“I worked with a chef years ago. He was always changing jobs, forever restless. He told me how every place had its own internal song. He couldn’t listen to most for very long, so he kept moving on. I thought he was nuts,” she says and laughs. Her breath warms my shoulder where she rests her cheek. “But I understand now. McMurdo Valley’s song spoke to me. It’s also a melody you need to hear if you want to feel like you.”
Xenia’s words hit with the same power as when she said she loved me. I learned long ago to stop worrying about other people’s judgment. First when I was a kid, and the locals rejected me as a mistake bound to be a town nuisance. Then, when I was a man, and they pretended they’d always known I’d lord power over them. Nothing people said really mattered.
This woman—watching me with fearless affection in her beautiful eyes—matters. Her opinion can steal my pride. I hate how much power she holds over me.
Xenia doesn’t naturally live in my world. She isn’t wild. Motorcycles scare her. Living rough isn’t her cup of tea. I bet she’s nervous about pissing when the sun goes down. Nothing about my life makes sense for her.
Yet, she understands me.Not because the answers are easy but because she opens her heart up wide enough for my truth to make sense.
That’s why when she says she loves me, I believe and fear her.
“I don’t want your shop to close,” I say, settling on a topic bound to irritate me. “I think we should come up with a way to keep it open.”
“No,” she says and closes her eyes. “No more holding on to impossible dreams. I plan to focus my energy on what’s real and possible.”
“So, you’re settling?” I grumble.
Xenia peeks at me before sighing. “The shop was me settling. Giving it up is me acknowledging reality.”
“What is being with me, then?”
Xenia opens her eyes and studies me. “I don’t know. You make no sense to me here,” she says and taps her head. “But my heart knows you. It wants to be where you are. I’ve never given my heart what it wanted before. I’ve always made it wait for the dreams that my brain promised would be better down the road. Now, I’m letting my heart run the show. I won’t apologize for that. Not to you or anyone else.”
Her choice to fall for me was strange at first. Now, I worry she’ll get hurt, and I’ll be the one to do the damage.

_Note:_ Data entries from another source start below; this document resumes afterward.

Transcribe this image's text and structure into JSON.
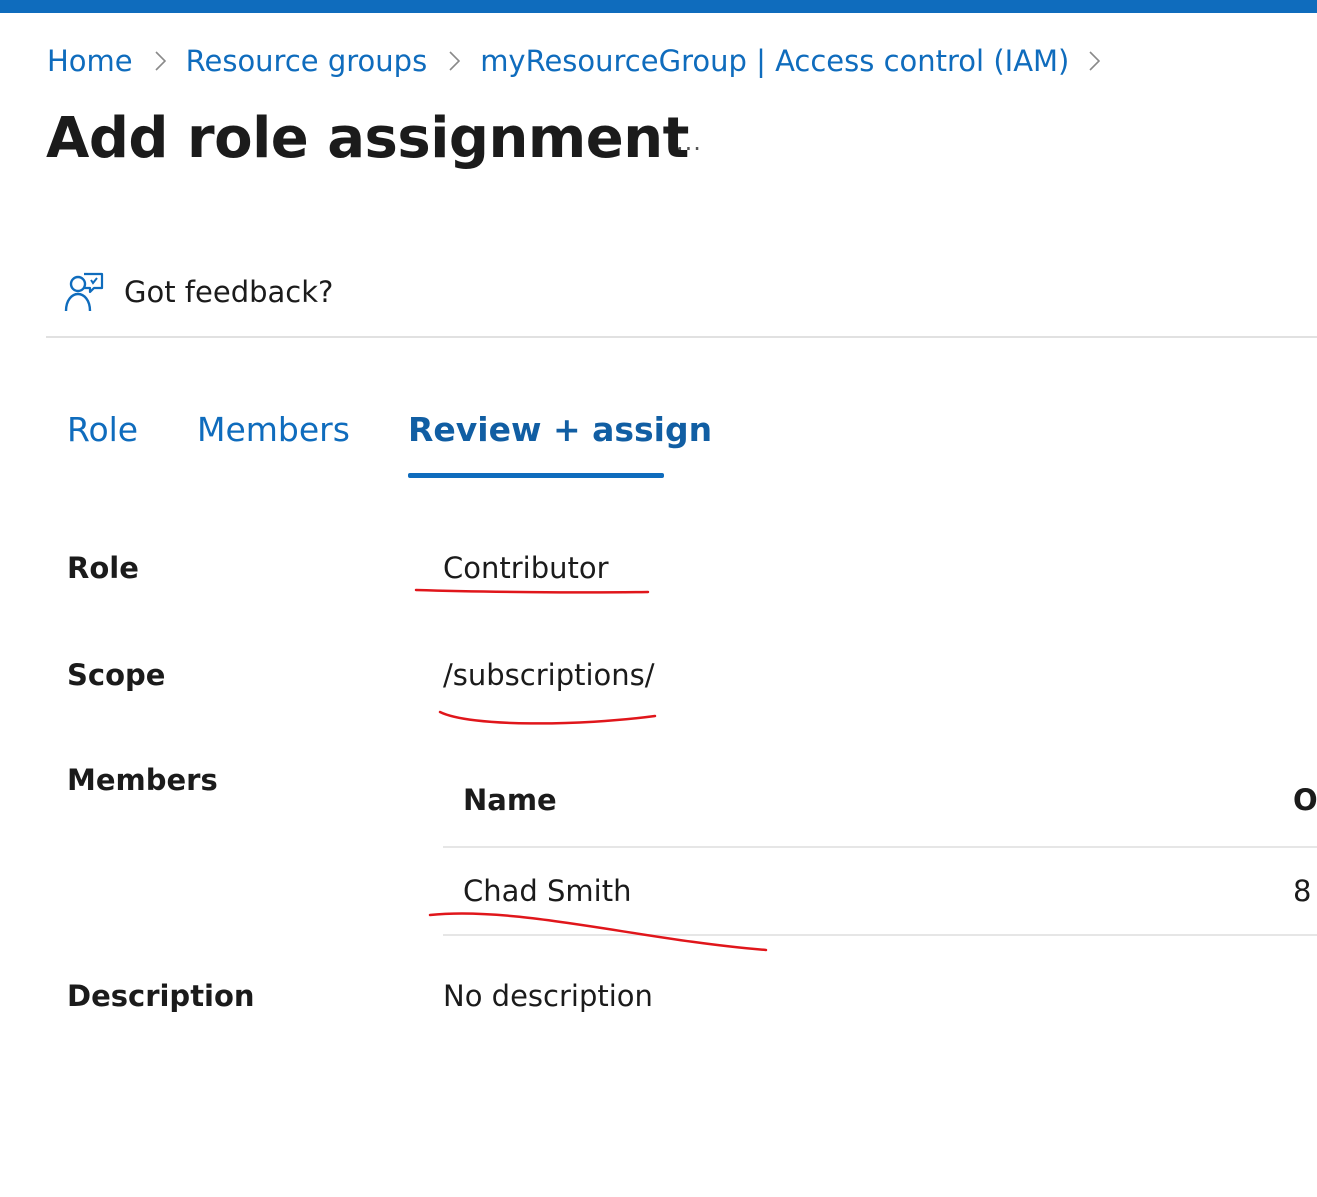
{
  "breadcrumb": {
    "items": [
      "Home",
      "Resource groups",
      "myResourceGroup | Access control (IAM)"
    ]
  },
  "page": {
    "title": "Add role assignment",
    "more_label": "..."
  },
  "toolbar": {
    "feedback_label": "Got feedback?"
  },
  "tabs": [
    {
      "label": "Role",
      "active": false
    },
    {
      "label": "Members",
      "active": false
    },
    {
      "label": "Review + assign",
      "active": true
    }
  ],
  "review": {
    "role_label": "Role",
    "role_value": "Contributor",
    "scope_label": "Scope",
    "scope_value": "/subscriptions/",
    "members_label": "Members",
    "members_table": {
      "columns": [
        "Name",
        "O"
      ],
      "rows": [
        [
          "Chad Smith",
          "8"
        ]
      ]
    },
    "description_label": "Description",
    "description_value": "No description"
  },
  "colors": {
    "accent": "#0f6cbd",
    "annotation": "#e0161b"
  }
}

“I’ve done ugly things, Xenia.”
“And ugly things were done to you.”
“So that makes what I did okay?”
“It means I don’t care what you’ve done. That’s a problem for my head, and it’s not running the show, remember? My heart only wants to be close to you. If you hurt it, I suspect you’ll be forgiven. Maybe not forever, but my heart wants you enough to suffer through tardy dates and conversations where you try to make me reject you.”
Breaking free of her grip, I rest on my back and grunt. “You say these things when shit is new. Everything’s fun in the beginning. But then, you’ll get bored, and your heart won’t be running the show anymore.”
“Hobo, I know people have hurt you.”
“You don’t know shit.”
“I have eyes,” she says and sits up.
I instantly get pissed about her leaving and lean over to force her to lie back down. Xenia doesn’t react to my pushiness. She’s more interested by how I’m within reach again. Stroking my chest, her fingers linger on an old scar.
“People have let me down,” she says as she studies my body. “They promised things they never intended to provide. I trusted them, even when I should have cut them loose. I should be jaded. Maybe I am. I no longer feel the need to impress anyone.”
“Since when?” I grumble, considering how she let that bitch Kendra push her around.
“Since two days ago, when you let me walk with you. I realized I was capable of feeling truly happy. Not just content or hopeful about a distant future. I could be happy right this very second. And it wasn’t because I followed the rules. It was because I followed my heart who asked to follow you.”
“You’re just horny,” I blurt out, not buying my own bullshit even as I say the words.
“Not right this moment, no. I’ve been well fucked. But I’m still happy. Even as you get in your own way and try to push me away.”
“I like my space.”
“Yes, but you also like me.”
“Sometimes,” I grumble, but Xenia pokes my nose. “Fine, I like you more often than not.”